Alle 9.30 circa del mattino dell'11 maggio ruspe e poliziotti in tenuta antisommossa hanno raso al suolo il campo nomadi di Ponte Mammolo, alla periferia est di Roma. Si sono presentati senza preavviso e gli abitanti delle baracche non hanno avuto nemmeno il tempo di raccogliere i loro effetti personali come vestiti, soldi, documenti e medicine.
Il Campo Arcobaleno, come veniva spesso chiamato, ospitava circa 400 persone di varie religioni e nazionalità, che hanno convissuto pacificamente per decenni. Molti erano rifugiati somali ed eritrei, e molti di loro sono scappati per paura di essere fermati dalla polizia e identificati. Infatti, secondo le Regole di Dublino, al loro arrivo in Europa i migranti devono essere identificati e hanno l'obbligo di chiedere l'asilo nel primo paese in cui mettono piede.
Perso tutto
Ma gli abitanti del Campo Arcobaleno volevano lasciare l'Italia per raggiungere i loro parenti e amici che li aspettano nei paesi del nord Europa, così si sono nascosti dalle autorità. Sono i nuovi “invisibili,” persone che non vogliamo vedere, che vivono ai margini delle nostre città, senza diritti e senza dignità.
Le baracche pericolanti di Ponte Mammolo hanno ospitato anche persone che si trovano in Italia da molto tempo e che hanno già ottenuto i documenti per il soggiorno permanente o, in alcuni casi, la cittadinanza italiana. Ora hanno perso tutto, compresi i loro documenti faticosamente ottenuti.
Alcuni di loro sono stati sistemati in centri di accoglienza fuori città, altri presso case di amici. Ma 100 di loro hanno rifiutato di andarsene. Si sono spostati in un parcheggio vicino all'accampamento smantellato, dove hanno montato alcune tende messe a disposizione da alcuni abitanti del quartiere e da un negozio sportivo. La solidarietà dei romani, infatti, è stata immediata. Molti continuano a portare cibo, coperte e vestiti puliti. Tutti stanno dando una mano.
Un modo migliore
L'assessore comunale alle politiche sociali, Francesca Danese, ha riferito che lo sgombero è stato realizzato perché la situazione era insostenibile, specialmente per via dei problemi legati alla salute e all'igiene all'interno del campo. Ma le organizzazioni per i diritti umani lamentano che c'era un modo migliore per affrontare il problema. Lavorano da anni per trovare soluzioni abitative per queste persone.

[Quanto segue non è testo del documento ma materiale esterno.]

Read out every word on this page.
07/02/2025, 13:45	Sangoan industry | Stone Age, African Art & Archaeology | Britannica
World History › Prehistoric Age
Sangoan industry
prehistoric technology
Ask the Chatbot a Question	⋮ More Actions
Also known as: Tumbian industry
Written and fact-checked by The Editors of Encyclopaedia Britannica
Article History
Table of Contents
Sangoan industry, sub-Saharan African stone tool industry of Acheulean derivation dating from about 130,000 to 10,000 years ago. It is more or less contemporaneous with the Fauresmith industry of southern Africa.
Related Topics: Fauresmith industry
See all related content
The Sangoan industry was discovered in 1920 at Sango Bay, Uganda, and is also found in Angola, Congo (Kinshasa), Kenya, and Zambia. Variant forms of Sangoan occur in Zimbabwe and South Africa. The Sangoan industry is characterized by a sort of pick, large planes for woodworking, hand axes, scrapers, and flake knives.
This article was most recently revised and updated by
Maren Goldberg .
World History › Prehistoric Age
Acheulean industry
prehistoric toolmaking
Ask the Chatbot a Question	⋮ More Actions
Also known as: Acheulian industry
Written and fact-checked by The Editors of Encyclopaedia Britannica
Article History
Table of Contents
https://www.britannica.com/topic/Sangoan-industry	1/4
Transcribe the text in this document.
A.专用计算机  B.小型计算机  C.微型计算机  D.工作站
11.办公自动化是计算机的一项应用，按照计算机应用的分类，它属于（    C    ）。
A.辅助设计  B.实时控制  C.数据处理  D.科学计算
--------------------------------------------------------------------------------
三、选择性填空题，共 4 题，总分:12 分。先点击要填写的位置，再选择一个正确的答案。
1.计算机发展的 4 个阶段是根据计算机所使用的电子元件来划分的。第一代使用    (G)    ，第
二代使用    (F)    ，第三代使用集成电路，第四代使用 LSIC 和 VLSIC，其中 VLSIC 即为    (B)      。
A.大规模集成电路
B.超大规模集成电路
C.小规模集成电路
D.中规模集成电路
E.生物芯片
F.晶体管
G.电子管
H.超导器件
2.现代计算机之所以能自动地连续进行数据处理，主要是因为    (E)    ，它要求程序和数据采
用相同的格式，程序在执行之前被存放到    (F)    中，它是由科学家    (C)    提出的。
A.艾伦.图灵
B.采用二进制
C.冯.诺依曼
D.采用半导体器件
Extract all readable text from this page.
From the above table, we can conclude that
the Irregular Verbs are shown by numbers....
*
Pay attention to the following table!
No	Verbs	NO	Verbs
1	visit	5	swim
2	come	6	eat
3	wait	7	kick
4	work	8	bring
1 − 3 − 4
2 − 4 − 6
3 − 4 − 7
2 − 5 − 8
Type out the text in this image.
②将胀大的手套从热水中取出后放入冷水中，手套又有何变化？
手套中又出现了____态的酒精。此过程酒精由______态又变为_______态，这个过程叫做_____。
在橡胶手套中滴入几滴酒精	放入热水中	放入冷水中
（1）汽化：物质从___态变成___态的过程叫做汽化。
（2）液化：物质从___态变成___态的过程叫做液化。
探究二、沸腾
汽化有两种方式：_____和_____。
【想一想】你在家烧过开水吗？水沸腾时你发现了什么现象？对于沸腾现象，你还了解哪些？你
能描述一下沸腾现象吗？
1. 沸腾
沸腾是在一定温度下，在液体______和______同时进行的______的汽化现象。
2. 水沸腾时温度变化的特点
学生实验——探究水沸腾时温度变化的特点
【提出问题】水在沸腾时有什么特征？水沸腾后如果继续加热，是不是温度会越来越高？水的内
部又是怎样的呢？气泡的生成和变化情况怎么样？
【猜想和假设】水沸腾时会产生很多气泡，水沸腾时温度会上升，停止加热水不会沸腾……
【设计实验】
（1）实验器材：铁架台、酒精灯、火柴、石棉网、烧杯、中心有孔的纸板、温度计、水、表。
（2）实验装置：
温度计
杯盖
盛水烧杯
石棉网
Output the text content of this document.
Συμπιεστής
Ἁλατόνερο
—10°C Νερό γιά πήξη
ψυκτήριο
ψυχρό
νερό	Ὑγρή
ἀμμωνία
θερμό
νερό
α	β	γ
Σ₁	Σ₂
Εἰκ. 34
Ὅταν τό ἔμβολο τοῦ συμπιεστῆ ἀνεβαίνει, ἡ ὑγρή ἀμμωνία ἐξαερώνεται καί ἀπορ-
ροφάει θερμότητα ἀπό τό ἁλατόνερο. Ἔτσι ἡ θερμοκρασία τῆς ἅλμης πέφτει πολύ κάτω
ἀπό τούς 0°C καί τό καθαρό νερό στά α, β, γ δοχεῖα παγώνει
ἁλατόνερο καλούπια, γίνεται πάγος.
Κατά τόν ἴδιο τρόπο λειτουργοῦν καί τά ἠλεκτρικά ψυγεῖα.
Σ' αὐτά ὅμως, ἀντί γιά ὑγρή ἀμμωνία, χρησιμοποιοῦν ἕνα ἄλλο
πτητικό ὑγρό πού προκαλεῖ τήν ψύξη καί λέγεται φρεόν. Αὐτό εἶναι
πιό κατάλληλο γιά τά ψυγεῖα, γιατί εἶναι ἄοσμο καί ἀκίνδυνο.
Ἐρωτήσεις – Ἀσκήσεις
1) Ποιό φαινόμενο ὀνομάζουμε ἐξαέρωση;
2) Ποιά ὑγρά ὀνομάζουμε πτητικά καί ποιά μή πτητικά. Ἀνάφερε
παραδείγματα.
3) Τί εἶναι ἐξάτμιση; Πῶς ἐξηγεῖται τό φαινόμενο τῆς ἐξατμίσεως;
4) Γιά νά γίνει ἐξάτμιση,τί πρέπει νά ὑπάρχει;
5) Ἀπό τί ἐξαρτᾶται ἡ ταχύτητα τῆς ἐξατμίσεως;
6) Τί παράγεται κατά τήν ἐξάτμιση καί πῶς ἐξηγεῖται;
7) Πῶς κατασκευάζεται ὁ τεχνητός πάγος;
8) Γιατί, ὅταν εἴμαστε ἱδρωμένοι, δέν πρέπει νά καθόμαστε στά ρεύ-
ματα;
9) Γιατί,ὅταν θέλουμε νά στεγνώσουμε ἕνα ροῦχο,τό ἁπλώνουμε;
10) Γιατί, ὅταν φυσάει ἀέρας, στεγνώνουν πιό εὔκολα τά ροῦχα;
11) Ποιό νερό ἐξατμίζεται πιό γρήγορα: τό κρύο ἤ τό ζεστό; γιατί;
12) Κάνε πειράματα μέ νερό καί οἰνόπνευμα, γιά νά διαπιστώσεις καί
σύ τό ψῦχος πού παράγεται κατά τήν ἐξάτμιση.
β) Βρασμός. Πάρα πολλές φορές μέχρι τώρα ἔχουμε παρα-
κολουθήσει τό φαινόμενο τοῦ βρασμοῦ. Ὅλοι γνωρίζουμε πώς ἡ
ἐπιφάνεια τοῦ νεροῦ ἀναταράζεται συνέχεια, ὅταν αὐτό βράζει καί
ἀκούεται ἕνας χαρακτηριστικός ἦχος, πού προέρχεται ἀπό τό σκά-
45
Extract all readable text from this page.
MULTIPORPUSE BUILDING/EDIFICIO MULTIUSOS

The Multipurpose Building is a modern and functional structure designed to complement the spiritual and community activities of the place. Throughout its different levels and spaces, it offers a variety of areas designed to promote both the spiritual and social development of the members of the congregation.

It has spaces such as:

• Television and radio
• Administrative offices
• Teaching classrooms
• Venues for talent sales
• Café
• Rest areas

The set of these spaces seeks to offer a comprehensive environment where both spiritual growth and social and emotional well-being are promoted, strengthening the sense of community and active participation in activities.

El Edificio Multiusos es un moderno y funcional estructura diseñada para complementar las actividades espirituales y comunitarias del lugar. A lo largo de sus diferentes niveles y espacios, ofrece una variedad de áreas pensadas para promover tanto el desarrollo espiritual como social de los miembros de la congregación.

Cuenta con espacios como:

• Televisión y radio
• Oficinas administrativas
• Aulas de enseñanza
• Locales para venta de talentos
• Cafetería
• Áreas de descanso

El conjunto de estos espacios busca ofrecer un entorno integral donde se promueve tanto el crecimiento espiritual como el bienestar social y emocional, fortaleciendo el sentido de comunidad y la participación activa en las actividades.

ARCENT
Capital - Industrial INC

Di recente si sono tenuti molti incontri tra associazioni di migranti, ONG e autorità locali per concordare un programma efficace di integrazione sociale, che tenga considerazione delle differenze culturali dei vari gruppi di abitanti. Ma lo sgombero è stato così improvviso e inaspettato che qualunque tentativo di mediazione è stato inutile e il suo esito è stato paradossale, perché molti sono finiti in strada, a vivere, se possibile, in condizioni ancora peggiori rispetto a prima.
Abbiamo intervistato Alberto Barbieri, presidente di Medu (Medici per i Diritti Umani), partner di Antigone in molti progetti, che si trovava nel campo quando c'è stato lo sgombero. Barbieri ha dichiarato:
“Ci sono sei cose da non fare durante uno sgombero: agire senza pensare a soluzioni alternative per gli occupanti, specialmente per coloro che sono più vulnerabili; procedere frettolosamente, senza informare gli occupanti; dare alle persone 30 minuti o ancora meno per portar via i loro effetti personali; minacciare, impaurire e aggredire gli occupanti e gli operatori umanitari; smantellare le abitazioni mentre ci sono ancora persone all'interno, per esempio ammalati e bambini; distruggere baracche fatte probabilmente di amianto senza alcun tipo di precauzione. Tutto questo è accaduto a Ponte Mammolo e ora vogliamo sapere chi è il responsabile.”
Lo scorso febbraio Papa Francesco aveva fatto una visita a sorpresa al campo di Ponte Mammolo. Aveva pregato in spagnolo con molti bambini sudamericani che vivevano lì e aveva lasciato parole di speranza a tutti. Una speranza che neanche le ruspe sono state in grado di distruggere.